Peggy atmete tief durch und schob die Gedanken beiseite, während sie ihre Finger langsam durch das Wasser gleiten ließ. Sie wollte diese ganze Geschichte endlich abhaken und sich stattdessen lieber wichtigeren Dingen widmen: es waren nur noch wenige Wochen bis zu Marks Geburtstag und sie grübelte schon seit Tagen über ein originelles Geschenk nach. Es wollte ihr einfach nichts einfallen und auch Sascha, mit dem sie sich schon kurz beraten hatte konnte ihr nicht weiterhelfen. Er hatte selbst keine zündende Idee, würde aber im Notfall einfach auf irgendeinen Standard zurückgreifen. Ein Gutschein oder eine Einladung zu einem Männerabend würde schließlich immer gehen, hatte er gemeint und Peggy damit wirklich kein Stück geholfen. Diese Notlösungen kamen für sie schließlich nicht infrage. Es sollte etwas wirklich schönes und persönliches werden, doch bislang war ihr einfach noch kein genialer Einfall gekommen. Sie lauschte. In der Wohnung war es still, nur Emelies Gebrabbel und Marks zärtliche Ermahnungen drangen ab und zu an Peggys Ohr und sie lächelte. Wahrscheinlich griffen ihre flinken kleinen Hände mal wieder alles an, was in Reichweite lag oder stand. Dann wurde es entweder auf dem Boden verteilt oder von irgendwo her hinunter geworfen.
Das Spiel „Ich schmeiße weg und du hebst es auf“ machte der Kleinen in letzter Zeit besonders viel Spaß und es konnte stundenlang gehen. Vielleicht sollte ich Mark mal ablösen, dachte Peggy und erhob sich ein wenig träge aus dem wunderbar warmen Wasser. Ihr Blick fiel in den Spiegel und auch heute verzog sie ein wenig missmutig das Gesicht. Sie gefiel sich in momentan einfach nicht. Die Haut zu blass, der Bauch zu schlaff, die Beine zu dick. „Du solltest mehr Sport machen, Madame!“ sagte sie zu sich selbst und stellte sich ein wenig seitlich, um sich im Profil zu betrachten. Ja, ihre Figur hatte schon einmal deutlich besser ausgesehen. Die gemütlichen Sofanachmittage und das regelmäßige Essen gehen forderten allmählich ihren Tribut. Schnell schlang sie sich ein Handtuch um den Körper und schlüpfte in ihre Flip-Flops. Wie so oft hatte sie auch dieses Mal vergessen, neue Klamotten mitzunehmen, sodass sie nun unbekleidet ins Schlafzimmer huschen und sich dort anziehen musste.

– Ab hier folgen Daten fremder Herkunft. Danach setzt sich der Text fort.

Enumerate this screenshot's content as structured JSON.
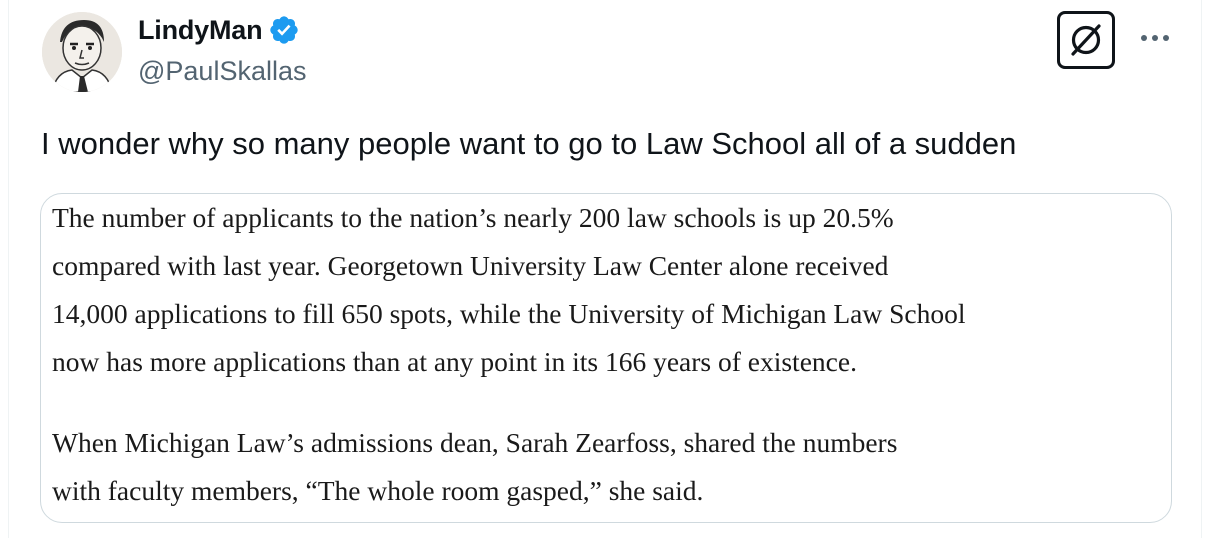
{
  "author": {
    "display_name": "LindyMan",
    "handle": "@PaulSkallas",
    "verified": true,
    "verified_color": "#1d9bf0",
    "avatar_icon": "sketch-portrait-avatar"
  },
  "actions": {
    "grok_icon": "grok-icon",
    "more_icon": "more-options-icon"
  },
  "tweet": {
    "text": "I wonder why so many people want to go to Law School all of a sudden"
  },
  "quote_image": {
    "paragraph_1": [
      "The number of applicants to the nation’s nearly 200 law schools is up 20.5%",
      "compared with last year. Georgetown University Law Center alone received",
      "14,000 applications to fill 650 spots, while the University of Michigan Law School",
      "now has more applications than at any point in its 166 years of existence."
    ],
    "paragraph_2": [
      "When Michigan Law’s admissions dean, Sarah Zearfoss, shared the numbers",
      "with faculty members, “The whole room gasped,” she said."
    ]
  }
}
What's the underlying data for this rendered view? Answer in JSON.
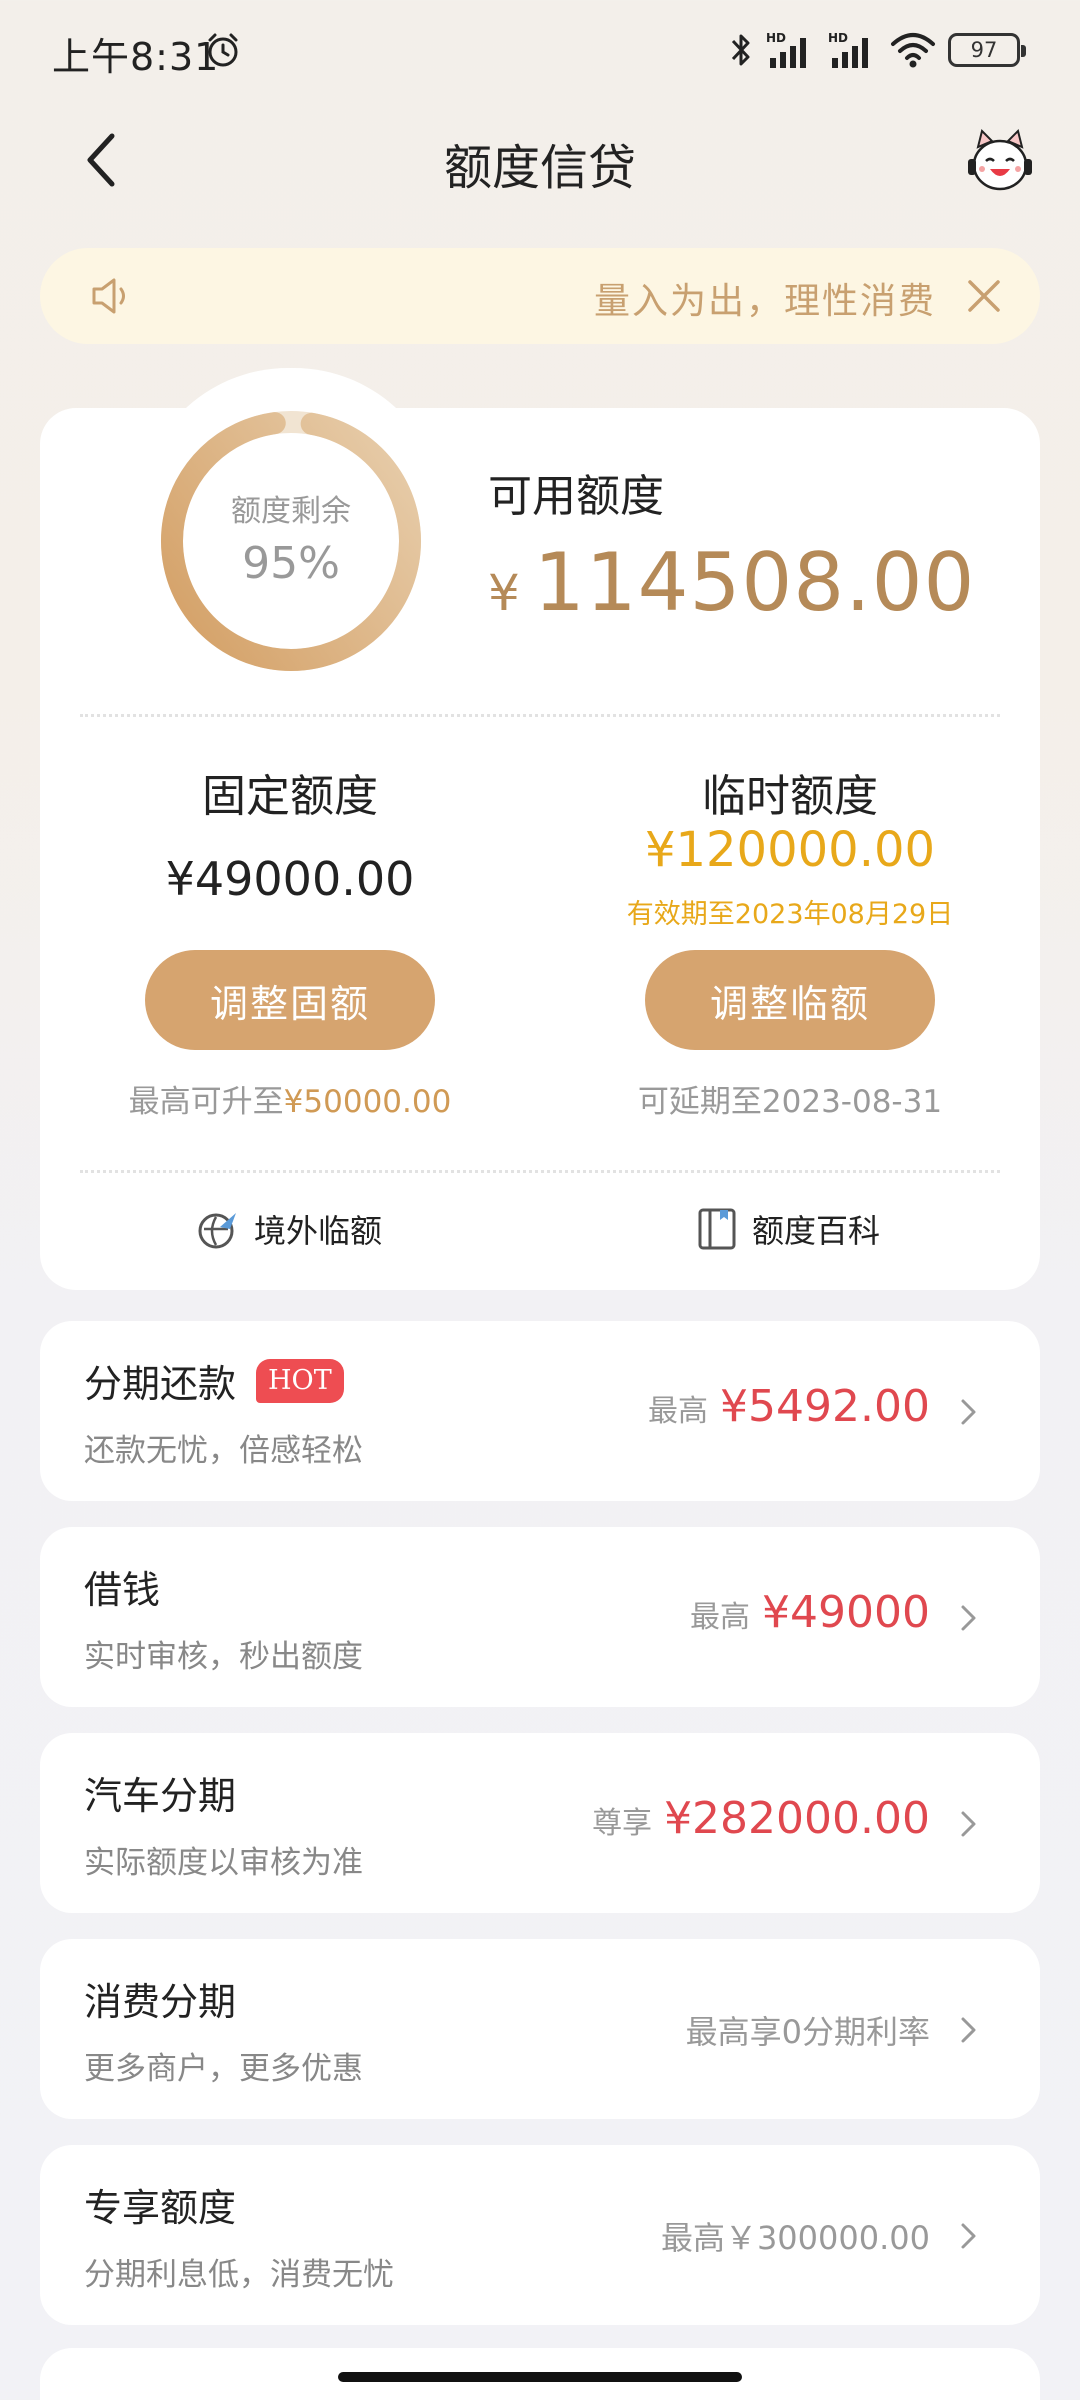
{
  "status_bar": {
    "time": "上午8:31",
    "icons": [
      "alarm-icon",
      "bluetooth-icon",
      "hd-signal-icon",
      "hd-signal-icon",
      "wifi-icon"
    ],
    "battery": "97"
  },
  "nav": {
    "title": "额度信贷",
    "back_icon": "chevron-left-icon",
    "mascot_icon": "mascot-icon"
  },
  "notice": {
    "text": "量入为出，理性消费"
  },
  "credit": {
    "ring_label": "额度剩余",
    "ring_percent": "95%",
    "ring_fraction": 0.95,
    "available_label": "可用额度",
    "available_currency": "¥",
    "available_amount": "114508.00",
    "fixed": {
      "title": "固定额度",
      "amount": "¥49000.00",
      "button": "调整固额",
      "note_prefix": "最高可升至",
      "note_value": "¥50000.00"
    },
    "temporary": {
      "title": "临时额度",
      "amount": "¥120000.00",
      "valid": "有效期至2023年08月29日",
      "button": "调整临额",
      "note": "可延期至2023-08-31"
    },
    "links": {
      "overseas": "境外临额",
      "wiki": "额度百科"
    }
  },
  "products": [
    {
      "title": "分期还款",
      "badge": "HOT",
      "subtitle": "还款无忧，倍感轻松",
      "prefix": "最高",
      "value": "¥5492.00"
    },
    {
      "title": "借钱",
      "subtitle": "实时审核，秒出额度",
      "prefix": "最高",
      "value": "¥49000"
    },
    {
      "title": "汽车分期",
      "subtitle": "实际额度以审核为准",
      "prefix": "尊享",
      "value": "¥282000.00"
    },
    {
      "title": "消费分期",
      "subtitle": "更多商户，更多优惠",
      "text": "最高享0分期利率"
    },
    {
      "title": "专享额度",
      "subtitle": "分期利息低，消费无忧",
      "text": "最高￥300000.00"
    }
  ],
  "colors": {
    "gold": "#d6a46f",
    "amount_gold": "#b58a58",
    "temp_yellow": "#e8a81a",
    "red": "#e0484f",
    "notice_bg": "#fdf6e3"
  }
}
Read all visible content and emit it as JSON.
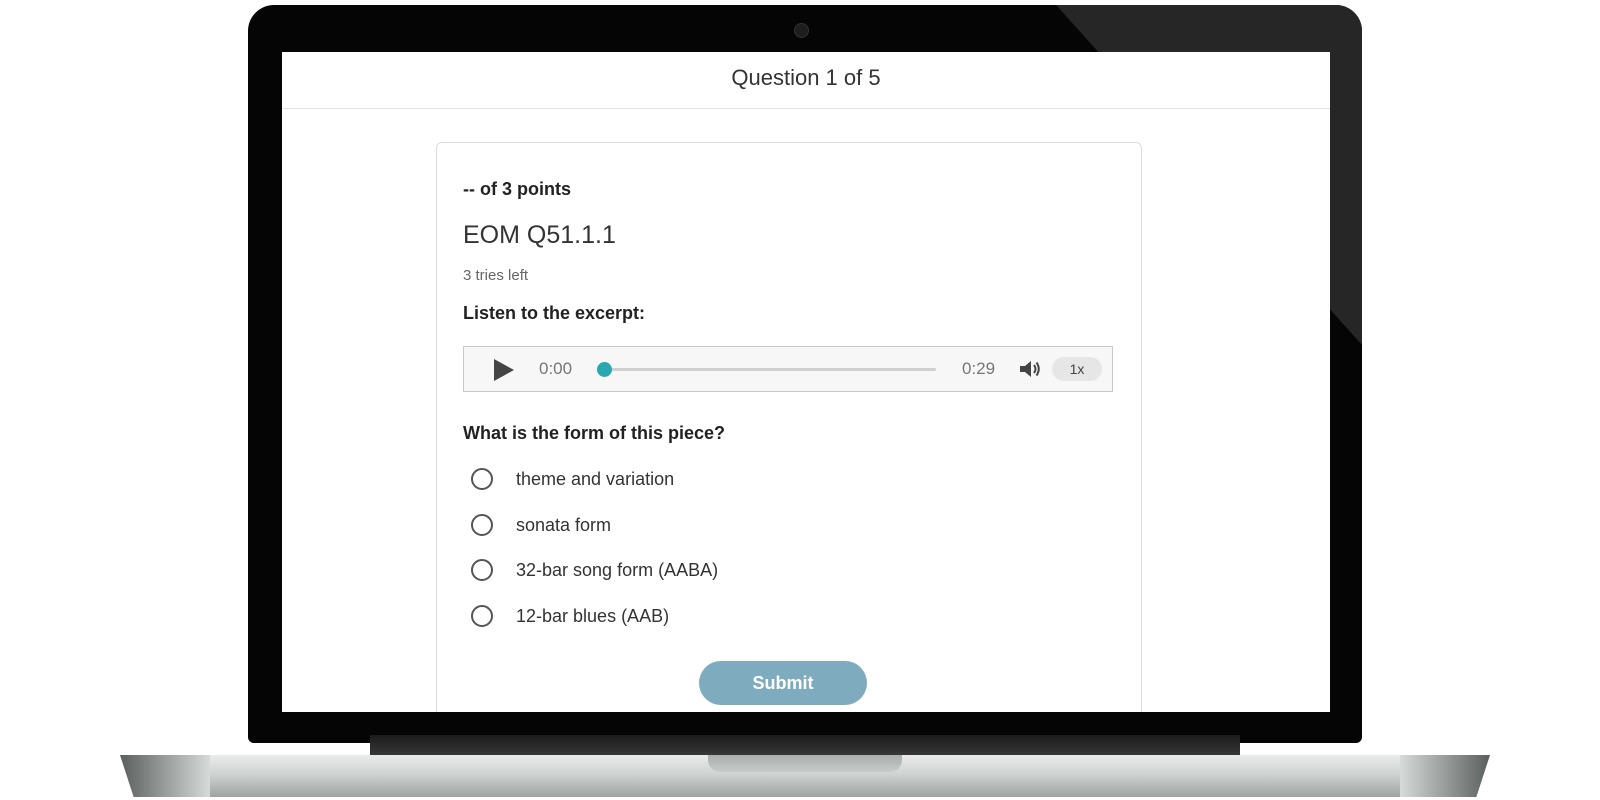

Emelie saß auf dem Bett und blickte gebannt auf den Bildschirm von Marks Smartphone, das von ihren kleinen Händen gerade so festgehalten werden konnte. Von Mark selbst keine Spur und Peggy spürte ein klein wenig Unmut in sich aufsteigen. Eigentlich hatten sie die Vereinbarung, dass Emelie weder mit Smartphones noch mit dem Laptop herumspielen durfte, und ohne Aufsicht schon gar nicht. Man sollte die Kinder nicht früher als nötig vor diese Flimmerkisten setzen fand sie und Mark war ähnlicher Ansicht. Eigentlich. Doch Peggy holte tief Luft und setzte ein Lächeln auf. Emelie konnte schließlich nichts dafür, denn sie hatte sich das Handy sicher nicht selbst geangelt.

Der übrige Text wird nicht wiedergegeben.